Qu’en est-il des effets secondaires de ces pratiques ?

Si vous interrogez un praticien alternatif sur les risques encourus, il s’insurge. Le problème, c’est qu’il n’y a dans les médecines alternatives aucun système pour surveiller les effets secondaires et les risques. Pourtant, des faits divers ont prouvé que des chiropracteurs ou acupuncteurs ont pu tuer des personnes. Ces cas finissent en justice, mais pas dans la littérature médicale. Les acupuncteurs ont ainsi beau jeu de dire qu’une centaine de morts du fait de l’acupuncture – chiffre qu’on retrouve dans la littérature scientifique – est négligeable par rapport aux millions de traitements effectués chaque jour dans cette discipline. Mais on ne voit que la face émergée de l’iceberg. De nombreux cas ne font pas l’objet de publications et ne figurent donc pas dans les données, car il n’y a aucun réel système de surveillance pour ces disciplines.

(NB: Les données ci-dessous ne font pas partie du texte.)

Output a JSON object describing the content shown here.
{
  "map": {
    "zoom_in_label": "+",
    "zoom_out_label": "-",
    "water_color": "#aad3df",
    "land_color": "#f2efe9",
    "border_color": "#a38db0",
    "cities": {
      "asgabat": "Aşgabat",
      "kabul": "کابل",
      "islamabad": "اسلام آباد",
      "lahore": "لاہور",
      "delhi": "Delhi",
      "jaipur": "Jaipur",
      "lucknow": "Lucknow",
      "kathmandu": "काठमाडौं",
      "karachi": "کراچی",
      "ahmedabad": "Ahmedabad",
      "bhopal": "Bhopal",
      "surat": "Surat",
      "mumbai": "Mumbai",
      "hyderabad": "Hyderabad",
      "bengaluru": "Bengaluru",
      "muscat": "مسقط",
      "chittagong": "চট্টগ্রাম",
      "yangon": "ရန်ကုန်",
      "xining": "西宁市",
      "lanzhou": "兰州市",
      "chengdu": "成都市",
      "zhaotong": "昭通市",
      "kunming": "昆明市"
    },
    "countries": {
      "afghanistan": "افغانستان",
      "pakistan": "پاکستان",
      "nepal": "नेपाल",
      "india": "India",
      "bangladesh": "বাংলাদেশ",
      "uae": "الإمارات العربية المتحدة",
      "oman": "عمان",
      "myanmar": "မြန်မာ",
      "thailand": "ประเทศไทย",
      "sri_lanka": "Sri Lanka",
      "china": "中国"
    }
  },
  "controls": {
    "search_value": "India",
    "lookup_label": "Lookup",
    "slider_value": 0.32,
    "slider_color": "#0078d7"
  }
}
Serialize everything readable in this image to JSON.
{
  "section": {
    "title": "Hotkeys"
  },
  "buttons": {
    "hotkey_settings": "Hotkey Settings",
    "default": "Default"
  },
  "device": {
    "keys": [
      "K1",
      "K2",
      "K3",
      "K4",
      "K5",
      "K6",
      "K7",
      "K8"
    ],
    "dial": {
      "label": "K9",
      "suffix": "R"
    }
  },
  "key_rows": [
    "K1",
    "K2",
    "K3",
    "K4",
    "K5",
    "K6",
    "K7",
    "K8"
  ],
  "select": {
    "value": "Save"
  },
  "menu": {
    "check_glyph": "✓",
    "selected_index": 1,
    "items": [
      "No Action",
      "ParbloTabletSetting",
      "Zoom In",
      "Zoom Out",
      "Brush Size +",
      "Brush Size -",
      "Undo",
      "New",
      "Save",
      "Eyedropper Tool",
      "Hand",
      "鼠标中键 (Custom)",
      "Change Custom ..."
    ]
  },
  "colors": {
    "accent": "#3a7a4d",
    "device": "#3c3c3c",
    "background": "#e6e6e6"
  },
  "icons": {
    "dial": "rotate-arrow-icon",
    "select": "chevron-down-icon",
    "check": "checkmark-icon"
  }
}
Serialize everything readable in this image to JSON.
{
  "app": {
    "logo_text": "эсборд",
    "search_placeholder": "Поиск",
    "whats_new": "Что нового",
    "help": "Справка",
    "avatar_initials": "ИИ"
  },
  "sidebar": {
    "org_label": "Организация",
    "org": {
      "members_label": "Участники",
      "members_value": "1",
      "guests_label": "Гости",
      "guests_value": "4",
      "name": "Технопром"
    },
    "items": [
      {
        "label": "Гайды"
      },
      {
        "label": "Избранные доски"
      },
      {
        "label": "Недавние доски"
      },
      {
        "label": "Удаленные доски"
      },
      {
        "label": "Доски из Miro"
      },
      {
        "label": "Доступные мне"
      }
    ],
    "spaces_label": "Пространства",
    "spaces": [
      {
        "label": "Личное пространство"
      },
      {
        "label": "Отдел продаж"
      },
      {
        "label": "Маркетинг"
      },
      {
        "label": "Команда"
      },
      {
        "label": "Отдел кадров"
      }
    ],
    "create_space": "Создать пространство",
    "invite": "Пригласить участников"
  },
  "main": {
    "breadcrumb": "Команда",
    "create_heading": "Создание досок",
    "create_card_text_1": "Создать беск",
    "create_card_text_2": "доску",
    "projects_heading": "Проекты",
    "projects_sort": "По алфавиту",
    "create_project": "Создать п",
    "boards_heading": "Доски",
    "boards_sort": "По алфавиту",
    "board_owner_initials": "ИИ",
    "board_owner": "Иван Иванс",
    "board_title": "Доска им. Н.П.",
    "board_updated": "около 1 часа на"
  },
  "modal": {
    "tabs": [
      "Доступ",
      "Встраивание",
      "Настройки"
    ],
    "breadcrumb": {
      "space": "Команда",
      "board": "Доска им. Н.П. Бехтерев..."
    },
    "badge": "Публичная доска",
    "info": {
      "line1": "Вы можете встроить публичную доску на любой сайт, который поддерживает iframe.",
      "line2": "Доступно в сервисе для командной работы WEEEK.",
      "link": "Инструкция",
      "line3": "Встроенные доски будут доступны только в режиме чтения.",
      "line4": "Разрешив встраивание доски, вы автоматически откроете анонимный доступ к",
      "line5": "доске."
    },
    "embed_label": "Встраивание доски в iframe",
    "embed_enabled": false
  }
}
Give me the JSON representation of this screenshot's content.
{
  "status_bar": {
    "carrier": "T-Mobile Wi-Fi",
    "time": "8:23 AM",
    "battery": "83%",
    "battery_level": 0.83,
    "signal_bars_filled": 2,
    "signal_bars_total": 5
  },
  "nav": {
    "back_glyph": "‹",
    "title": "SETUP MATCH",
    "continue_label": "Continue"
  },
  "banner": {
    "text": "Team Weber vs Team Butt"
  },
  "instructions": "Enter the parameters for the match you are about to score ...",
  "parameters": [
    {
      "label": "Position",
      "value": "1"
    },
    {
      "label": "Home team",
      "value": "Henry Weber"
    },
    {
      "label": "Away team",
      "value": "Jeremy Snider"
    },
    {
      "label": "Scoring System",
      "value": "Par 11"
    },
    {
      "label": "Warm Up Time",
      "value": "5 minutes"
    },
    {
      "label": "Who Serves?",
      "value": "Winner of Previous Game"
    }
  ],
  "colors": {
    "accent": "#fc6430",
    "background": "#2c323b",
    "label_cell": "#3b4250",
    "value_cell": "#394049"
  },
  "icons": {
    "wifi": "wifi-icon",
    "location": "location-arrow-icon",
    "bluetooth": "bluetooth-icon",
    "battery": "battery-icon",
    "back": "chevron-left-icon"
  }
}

Voyez-vous un lien entre le secteur du bien-être et les théories du complot ? Aux États-Unis, on a vu que Qanon prospérait par exemple dans le secteur du yoga…

Cela ne se limite pas qu’aux États-Unis. Plusieurs études ont confirmé ces liens : les personnes qui adhèrent aux théories du complot tendent aussi à se diriger vers les médecines alternatives. Si on réfléchit bien, les médecines alternatives sont en elles-mêmes une théorie du complot. C’est l’idée que la médecine conventionnelle, au nom notamment des intérêts pharmaceutiques, veuille supprimer certains traitements, qui ne peuvent donc exister que de manière alternative. Alors qu’en réalité, l’industrie pharmaceutique n’est que trop pressée de profiter de cet engouement pour les produits alternatifs et le bien-être. De la même façon, les universités, les hôpitaux et d’autres organisations de santé n’ouvrent que trop leur porte à ces disciplines, en dépit de l’absence de preuves de leur efficacité.